Au plan culturel, on peut supposer que ce sont les Wolof et les Sérère qui ont transmis au peuple fuutanké les techniques de la pêche et même l’agriculture. En effet, Ibn Al-Fakri, traitant des genres de vie des populations du Ghana, note qu’elle « se nourrissent de mil (dhurra) et de doliques. Ils appellent le mil dukhn ». Dukhn nous fait penser au dugup wolof qui désigne le mil en général, tandis que les doliques pourraient désigner le niébé. Les Wolof, vivant au contact des Fulbé, leur ont légué, entre autre choses, des termes relatifs à l’agriculture béyaat (sarclage ou deuxième culture) et ngoobaan (lame à moissonner) et à la pêche comme mbaal (épervier), mbakal, saakit… En outre, la majeure partie du groupe des subalbé ou pêcheurs porte des patronymes wolof et sérère. Au plan linguistique, les études faites par Monsieur Yoro Sylla et d’autres chercheurs concordent pour rattacher le pulaar au groupe des langues ouest-atlantiques. Le wolof, le pulaar ont 24% de racines communes ; ce pourcentage est dépassé par le sérère qui partage avec le pulaar 37% de racines communes. Ces trois langues ont donc coexistée pendant des siècles sinon des millénaires dans la même aire culturelle. Les affinités sont donc très importantes. D’ailleurs, le pulaar du Tooro et du Dimar est très fortement influencé par le wolof. On le constate à Nanga-Ngendaar, Podor, Nanga–Edi et Nanga-Ndioum et Lugge-Sebbé. En revanche, le wolof de Liw, Thiaareen, Thiaambe, Mogo, donc celui des sebbéDiéri, comporte une très forte dose de vocabulaire pulaar.

Les apports sérères Au plan culturel, les affinités sont encore plus grandes entre Sérère et Haalpulaar appelés « Toucouleurs ». Non seulement la parenté linguistique est évidente, pour qui sait écouter attentivement, mais encore le cousinage à plaisanterie prouve que la communauté d’origine est réelle et vécue comme telle par les deux peuples.

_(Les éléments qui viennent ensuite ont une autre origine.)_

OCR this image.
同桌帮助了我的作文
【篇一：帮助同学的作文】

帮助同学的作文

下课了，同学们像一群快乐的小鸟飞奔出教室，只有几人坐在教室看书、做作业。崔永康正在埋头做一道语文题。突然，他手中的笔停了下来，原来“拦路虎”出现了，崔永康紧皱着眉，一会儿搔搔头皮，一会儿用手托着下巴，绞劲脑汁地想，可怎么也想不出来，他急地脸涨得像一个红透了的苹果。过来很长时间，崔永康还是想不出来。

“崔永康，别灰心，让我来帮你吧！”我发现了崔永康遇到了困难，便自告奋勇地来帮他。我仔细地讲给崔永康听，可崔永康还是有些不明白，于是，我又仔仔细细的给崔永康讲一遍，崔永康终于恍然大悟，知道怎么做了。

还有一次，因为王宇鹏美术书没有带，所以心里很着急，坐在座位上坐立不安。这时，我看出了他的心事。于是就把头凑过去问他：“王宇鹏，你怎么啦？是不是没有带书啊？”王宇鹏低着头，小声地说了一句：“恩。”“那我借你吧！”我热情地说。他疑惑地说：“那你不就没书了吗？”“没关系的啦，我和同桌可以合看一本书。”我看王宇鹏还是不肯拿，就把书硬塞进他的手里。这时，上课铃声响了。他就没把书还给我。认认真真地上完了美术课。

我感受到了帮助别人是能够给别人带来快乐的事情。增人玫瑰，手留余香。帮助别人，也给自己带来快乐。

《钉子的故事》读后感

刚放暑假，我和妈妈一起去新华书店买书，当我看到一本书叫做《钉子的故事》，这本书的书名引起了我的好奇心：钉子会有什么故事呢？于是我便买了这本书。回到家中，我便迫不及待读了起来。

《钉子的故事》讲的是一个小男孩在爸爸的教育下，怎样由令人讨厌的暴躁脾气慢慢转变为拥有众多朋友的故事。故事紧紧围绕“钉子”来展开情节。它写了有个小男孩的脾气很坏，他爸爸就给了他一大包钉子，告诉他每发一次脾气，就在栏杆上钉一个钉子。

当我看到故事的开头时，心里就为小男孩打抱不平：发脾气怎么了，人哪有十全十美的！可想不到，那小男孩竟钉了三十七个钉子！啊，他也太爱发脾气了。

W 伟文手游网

Sérère et Haalpulaar’en sont d’accord pour dire que l’essentiel du peuple sérère est parti du Fuuta. Bon nombre de Sérère ont gardé le souvenir de leurs villages d’origine, dans le Takrur. Encore de nos jours, on montre partout dans le Fuuta central les sites abandonnés que l’on appelle villages sérère. Ch. Becker et V. Martin (1974) en ont fait un recensement très poussé, sans pour autant les découvrir tous. Les collines au nord de la vallée du Gorgol fourmillent de toponymes sérère, de même que l’Assaba (Kummba Ndaw et Kossas). Maatam et Dagana sont des toponymes sérère.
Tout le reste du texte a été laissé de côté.